1Department of Mechanical and Aerospace Engineering, University of Rome La Sapienza, Via Eudossiana 18, Rome, Italy
2Department of Astronautics, Electrical and Energetics Engineering, University of Rome La Sapienza, Via Salaria 851, Rome, Italy
3Scuola di Ingegneria Aerospaziale, University of Rome La Sapienza, Via Salaria 851, Rome, Italy

Correspondence should be addressed to Giovanni B. Palmerini

Received 28 April 2017; Accepted 3 July 2017; Published 28 August 2017

Academic Editor: Enrico C. Lorenzini

Copyright © 2017 Renato Volpe et al. This is an open access article distributed under the Creative Commons Attribution License, which permits unrestricted use, distribution, and reproduction in any medium, provided the original work is properly cited.
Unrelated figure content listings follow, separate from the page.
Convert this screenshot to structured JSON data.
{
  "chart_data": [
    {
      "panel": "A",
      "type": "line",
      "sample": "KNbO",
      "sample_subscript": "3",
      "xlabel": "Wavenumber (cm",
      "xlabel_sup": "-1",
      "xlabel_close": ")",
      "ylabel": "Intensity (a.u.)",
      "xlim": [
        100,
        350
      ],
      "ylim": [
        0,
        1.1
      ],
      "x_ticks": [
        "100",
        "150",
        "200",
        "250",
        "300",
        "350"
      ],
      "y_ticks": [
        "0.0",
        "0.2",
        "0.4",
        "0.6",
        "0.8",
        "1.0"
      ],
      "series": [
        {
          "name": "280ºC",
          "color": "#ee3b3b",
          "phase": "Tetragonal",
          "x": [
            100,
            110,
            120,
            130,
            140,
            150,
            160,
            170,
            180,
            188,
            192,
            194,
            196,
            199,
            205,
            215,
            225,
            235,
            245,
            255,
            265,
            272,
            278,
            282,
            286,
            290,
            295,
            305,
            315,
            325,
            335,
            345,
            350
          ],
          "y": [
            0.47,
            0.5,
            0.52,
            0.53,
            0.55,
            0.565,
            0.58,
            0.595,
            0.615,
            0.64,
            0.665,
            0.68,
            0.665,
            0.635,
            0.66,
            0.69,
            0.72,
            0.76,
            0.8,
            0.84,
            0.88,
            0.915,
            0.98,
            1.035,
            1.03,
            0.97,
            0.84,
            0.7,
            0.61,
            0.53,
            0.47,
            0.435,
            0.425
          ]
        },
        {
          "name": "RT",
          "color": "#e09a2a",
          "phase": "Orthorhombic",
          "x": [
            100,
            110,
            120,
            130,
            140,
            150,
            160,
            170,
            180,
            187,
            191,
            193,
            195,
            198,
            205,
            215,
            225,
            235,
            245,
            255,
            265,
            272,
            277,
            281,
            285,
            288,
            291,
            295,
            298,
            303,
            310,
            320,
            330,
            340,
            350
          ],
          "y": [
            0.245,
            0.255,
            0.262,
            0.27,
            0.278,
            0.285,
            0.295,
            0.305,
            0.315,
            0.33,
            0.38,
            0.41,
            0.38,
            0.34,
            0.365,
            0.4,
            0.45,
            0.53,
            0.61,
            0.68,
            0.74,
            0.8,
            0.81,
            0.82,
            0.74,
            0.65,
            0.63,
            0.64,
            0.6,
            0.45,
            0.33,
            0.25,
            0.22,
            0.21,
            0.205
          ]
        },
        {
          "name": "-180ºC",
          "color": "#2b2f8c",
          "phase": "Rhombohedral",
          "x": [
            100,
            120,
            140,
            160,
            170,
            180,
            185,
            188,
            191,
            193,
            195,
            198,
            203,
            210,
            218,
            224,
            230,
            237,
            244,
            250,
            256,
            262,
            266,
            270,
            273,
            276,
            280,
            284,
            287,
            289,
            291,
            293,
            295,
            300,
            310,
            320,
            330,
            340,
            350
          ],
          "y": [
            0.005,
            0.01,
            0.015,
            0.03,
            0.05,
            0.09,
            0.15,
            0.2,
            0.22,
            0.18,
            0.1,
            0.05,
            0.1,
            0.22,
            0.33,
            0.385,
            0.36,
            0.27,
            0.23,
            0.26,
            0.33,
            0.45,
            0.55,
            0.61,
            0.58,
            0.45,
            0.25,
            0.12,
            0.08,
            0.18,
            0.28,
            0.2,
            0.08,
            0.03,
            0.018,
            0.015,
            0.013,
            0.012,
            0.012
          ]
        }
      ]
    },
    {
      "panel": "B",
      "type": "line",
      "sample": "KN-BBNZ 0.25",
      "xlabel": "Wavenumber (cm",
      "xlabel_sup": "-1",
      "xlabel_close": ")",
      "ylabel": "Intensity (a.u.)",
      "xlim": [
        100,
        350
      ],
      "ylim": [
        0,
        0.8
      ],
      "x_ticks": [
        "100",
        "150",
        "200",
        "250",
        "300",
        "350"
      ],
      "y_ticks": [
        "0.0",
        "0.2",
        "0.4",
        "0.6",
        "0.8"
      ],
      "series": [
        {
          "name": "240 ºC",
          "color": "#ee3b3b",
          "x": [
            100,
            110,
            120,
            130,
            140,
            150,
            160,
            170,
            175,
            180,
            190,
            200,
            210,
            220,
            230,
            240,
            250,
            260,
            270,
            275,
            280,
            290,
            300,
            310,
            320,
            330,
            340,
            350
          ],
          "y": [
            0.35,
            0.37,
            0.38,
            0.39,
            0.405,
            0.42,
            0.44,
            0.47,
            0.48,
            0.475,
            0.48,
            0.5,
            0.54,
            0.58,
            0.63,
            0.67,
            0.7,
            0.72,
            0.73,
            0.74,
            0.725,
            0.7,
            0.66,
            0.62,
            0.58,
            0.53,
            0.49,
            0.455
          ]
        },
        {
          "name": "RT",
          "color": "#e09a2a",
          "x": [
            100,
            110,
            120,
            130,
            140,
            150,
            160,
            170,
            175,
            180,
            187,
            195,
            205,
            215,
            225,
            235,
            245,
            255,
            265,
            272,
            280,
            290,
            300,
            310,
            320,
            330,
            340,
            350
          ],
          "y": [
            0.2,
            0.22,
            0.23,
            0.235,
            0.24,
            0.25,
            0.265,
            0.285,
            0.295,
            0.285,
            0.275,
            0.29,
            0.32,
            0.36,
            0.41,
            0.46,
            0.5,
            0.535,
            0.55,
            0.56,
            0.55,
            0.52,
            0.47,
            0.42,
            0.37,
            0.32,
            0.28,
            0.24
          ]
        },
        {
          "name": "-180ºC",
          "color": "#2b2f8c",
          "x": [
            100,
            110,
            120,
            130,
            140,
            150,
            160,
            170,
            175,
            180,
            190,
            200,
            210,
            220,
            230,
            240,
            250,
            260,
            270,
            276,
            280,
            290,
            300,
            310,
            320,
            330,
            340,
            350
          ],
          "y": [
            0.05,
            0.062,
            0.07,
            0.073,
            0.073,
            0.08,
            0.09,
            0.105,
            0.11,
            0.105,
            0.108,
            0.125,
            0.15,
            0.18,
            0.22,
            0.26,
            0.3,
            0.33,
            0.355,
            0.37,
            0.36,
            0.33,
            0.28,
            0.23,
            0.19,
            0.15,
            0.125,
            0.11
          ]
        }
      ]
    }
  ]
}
Recent interest in on-orbit proximity operations has pushed towards the development of autonomous GNC strategies. In this sense, optical navigation enables a wide variety of possibilities as it can provide information not only about the kinematic state but also about the shape of the observed object. Various mission architectures have been either tested in space or studied on Earth. The present study deals with on-orbit relative pose and shape estimation with the use of a monocular camera and a distance sensor. The goal is to develop a filter which estimates an observed satellite’s relative position, velocity, attitude, and angular velocity, along with its shape, with the measurements obtained by a camera and a distance sensor mounted on board a chaser which is on a relative trajectory around the target. The filter’s efficiency is proved with a simulation on a virtual target object. The results of the simulation, even though relevant to a simplified scenario, show that the estimation process is successful and can be considered a promising strategy for a correct and safe docking maneuver.